By SHARLYNE ERI
DURING an emergency, a life may depend on the work of people dedicated to delivering first aid service.
St John Ambulance worker Witero Farome is one. He says one of life’s greatest satisfactions is to save another life. He has being doing that in the past two-and-a-half years.
While most of us go to work every day to put food on the table, he does his job to put a smile on people’s faces.
Farome, 55, is an ambulance officer with the St John Ambulance Service. He hails from Henganofi in Eastern Highlands. He graduated from the Goroka Nursing School in 1980 and was first posted to a rural health centre in Vanimo, West Sepik.
From Vanimo, he moved to East Sepik where he worked as a nursing officer for five years.
In 1985, he moved to Chimbu, and worked there until 2005 when he was laid off.
Witero missed the work he had been doing which always made a difference in somebody’s life. He did not want to throw away the 29-year experience he had gained in nursing.
At 55, one would normally retire and head back to the villages for some peace and quiet.
Witero decided he still had a lot to give back to the community.
In 2014, he joined the St John Ambulance Services as an ambulance officer. He and 15 other officers respond to emergency cases every day.

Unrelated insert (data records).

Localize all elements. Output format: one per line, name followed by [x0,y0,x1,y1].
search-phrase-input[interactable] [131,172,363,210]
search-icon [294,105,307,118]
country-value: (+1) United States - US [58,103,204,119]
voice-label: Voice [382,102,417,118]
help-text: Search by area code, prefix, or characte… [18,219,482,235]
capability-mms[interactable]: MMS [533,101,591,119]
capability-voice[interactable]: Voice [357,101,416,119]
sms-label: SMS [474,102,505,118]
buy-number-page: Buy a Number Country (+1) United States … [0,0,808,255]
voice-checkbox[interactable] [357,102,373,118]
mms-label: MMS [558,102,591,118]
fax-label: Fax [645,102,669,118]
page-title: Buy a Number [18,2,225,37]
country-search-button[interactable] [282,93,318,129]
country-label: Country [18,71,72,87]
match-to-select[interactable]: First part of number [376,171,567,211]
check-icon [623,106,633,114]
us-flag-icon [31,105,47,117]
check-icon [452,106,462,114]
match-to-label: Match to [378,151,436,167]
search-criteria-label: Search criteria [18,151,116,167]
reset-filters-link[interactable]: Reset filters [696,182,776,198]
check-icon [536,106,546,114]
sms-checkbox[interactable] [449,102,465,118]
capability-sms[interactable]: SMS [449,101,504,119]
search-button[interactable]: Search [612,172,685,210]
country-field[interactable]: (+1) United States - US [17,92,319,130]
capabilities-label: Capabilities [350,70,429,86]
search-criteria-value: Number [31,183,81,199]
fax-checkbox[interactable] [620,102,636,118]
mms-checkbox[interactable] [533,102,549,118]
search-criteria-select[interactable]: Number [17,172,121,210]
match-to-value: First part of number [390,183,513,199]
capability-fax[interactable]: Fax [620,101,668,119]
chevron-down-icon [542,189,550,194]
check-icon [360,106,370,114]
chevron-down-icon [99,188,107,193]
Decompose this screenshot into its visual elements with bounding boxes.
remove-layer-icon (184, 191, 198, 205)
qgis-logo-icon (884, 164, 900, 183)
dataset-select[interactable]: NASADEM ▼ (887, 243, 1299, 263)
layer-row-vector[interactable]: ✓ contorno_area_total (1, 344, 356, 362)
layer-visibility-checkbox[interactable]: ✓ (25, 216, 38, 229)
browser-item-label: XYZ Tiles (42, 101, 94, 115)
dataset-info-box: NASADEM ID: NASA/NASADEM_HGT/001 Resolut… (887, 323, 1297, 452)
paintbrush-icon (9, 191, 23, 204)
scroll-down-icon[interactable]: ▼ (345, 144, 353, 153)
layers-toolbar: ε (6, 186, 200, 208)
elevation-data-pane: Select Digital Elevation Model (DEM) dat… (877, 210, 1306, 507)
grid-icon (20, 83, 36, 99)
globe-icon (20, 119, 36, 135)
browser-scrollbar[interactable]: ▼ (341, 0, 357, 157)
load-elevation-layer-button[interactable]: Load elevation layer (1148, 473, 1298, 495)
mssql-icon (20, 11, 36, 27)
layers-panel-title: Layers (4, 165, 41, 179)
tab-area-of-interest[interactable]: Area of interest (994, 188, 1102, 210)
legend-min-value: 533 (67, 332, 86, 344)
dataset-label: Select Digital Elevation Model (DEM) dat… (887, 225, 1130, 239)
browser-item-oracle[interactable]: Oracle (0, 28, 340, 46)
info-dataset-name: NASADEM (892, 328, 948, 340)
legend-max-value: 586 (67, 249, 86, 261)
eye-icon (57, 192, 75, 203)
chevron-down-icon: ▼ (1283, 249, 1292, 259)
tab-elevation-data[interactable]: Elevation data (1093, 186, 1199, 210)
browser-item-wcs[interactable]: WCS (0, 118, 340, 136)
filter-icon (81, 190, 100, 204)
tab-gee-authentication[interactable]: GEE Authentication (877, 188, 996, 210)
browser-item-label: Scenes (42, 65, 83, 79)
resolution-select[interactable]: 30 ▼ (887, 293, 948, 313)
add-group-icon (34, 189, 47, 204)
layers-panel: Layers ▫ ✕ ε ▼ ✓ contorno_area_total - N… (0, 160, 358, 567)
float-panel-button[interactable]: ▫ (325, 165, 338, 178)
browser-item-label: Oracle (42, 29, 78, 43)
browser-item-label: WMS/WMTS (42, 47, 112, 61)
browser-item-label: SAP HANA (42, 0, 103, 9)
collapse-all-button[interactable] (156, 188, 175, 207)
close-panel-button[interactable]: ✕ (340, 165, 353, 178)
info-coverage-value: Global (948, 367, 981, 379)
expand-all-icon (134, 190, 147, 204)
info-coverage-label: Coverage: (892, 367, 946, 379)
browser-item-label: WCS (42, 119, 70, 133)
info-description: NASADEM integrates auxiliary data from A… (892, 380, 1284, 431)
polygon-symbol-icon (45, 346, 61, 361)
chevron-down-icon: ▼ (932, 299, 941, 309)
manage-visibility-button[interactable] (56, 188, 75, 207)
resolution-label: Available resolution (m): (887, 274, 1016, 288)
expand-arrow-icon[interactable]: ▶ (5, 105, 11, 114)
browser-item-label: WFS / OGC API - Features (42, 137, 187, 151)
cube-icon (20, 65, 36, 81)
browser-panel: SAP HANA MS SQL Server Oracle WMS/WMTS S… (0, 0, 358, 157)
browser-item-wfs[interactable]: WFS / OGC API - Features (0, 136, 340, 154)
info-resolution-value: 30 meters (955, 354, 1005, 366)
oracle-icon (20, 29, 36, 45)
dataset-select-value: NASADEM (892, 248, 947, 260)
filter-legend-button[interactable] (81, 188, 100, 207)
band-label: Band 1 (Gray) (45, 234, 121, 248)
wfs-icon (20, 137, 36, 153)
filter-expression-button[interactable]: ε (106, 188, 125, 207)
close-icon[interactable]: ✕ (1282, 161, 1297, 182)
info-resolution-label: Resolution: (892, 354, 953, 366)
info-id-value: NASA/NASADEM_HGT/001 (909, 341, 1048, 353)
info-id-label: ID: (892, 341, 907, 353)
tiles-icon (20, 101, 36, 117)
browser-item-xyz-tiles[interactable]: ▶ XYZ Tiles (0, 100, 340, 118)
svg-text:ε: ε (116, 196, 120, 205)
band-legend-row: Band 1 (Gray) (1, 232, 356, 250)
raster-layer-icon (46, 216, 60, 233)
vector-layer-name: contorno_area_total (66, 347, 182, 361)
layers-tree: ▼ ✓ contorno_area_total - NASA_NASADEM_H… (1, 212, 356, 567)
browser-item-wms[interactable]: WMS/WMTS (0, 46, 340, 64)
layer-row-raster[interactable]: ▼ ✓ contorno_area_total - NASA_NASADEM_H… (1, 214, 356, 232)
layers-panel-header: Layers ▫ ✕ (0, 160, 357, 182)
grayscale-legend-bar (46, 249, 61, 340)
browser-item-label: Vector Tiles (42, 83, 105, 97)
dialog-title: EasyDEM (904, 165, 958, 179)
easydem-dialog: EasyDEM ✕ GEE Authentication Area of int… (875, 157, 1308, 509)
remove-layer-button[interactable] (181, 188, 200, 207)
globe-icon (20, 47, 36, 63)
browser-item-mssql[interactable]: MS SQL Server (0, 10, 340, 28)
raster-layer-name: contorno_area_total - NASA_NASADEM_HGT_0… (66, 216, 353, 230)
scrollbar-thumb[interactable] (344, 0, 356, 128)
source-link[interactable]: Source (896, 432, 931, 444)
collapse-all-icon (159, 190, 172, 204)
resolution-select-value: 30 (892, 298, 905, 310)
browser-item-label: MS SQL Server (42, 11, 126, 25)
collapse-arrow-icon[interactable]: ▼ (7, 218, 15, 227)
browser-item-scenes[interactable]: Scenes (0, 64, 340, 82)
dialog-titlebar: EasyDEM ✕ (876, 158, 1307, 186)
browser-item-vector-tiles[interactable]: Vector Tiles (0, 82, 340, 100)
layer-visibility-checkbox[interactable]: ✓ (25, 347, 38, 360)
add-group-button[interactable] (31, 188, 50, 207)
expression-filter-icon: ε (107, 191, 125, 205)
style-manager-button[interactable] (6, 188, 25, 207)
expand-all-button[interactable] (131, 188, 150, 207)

When they arrive at the site of an emergency, they assess the conditions of the people and attend to injured people first. They try to keep them stable by conducting first aid procedures before returning to a hospital.
Witero also plays the role of a mentor towards his colleagues because of his qualification and experience. He teaches them some basic first aid tips and always helps them out when he can.
The pay is “average” and has never really been a concern for him because he loves the work he does for injured people or those in need of help.
“Though I receive pay that is less than what I was receiving before, I keep doing what I do because saving a life is something worth doing,” he said.
“I don’t do it for the money. I do it for the people who need my help.
“I love the job that I do because it keeps me busy. I am happy that the 29 years’ experience as a nursing officer is helping me save lives today.”
He has been with the St John Ambulance for about two-and-a-half years and was recently promoted to the rank of Sergeant in recognition of his dedication and the effort he puts in to his duty as an ambulance officer.
Witero is humbled with the promotion saying it came as a shock.
He thanked St John for recognising the dedication and efforts of its staff and said the promotion will only motivate him more to go the extra mile.
He believes that working with a humanitarian organisation such as St John is an honour and he is looking forward to saving more lives.
He believes it is what he is good at.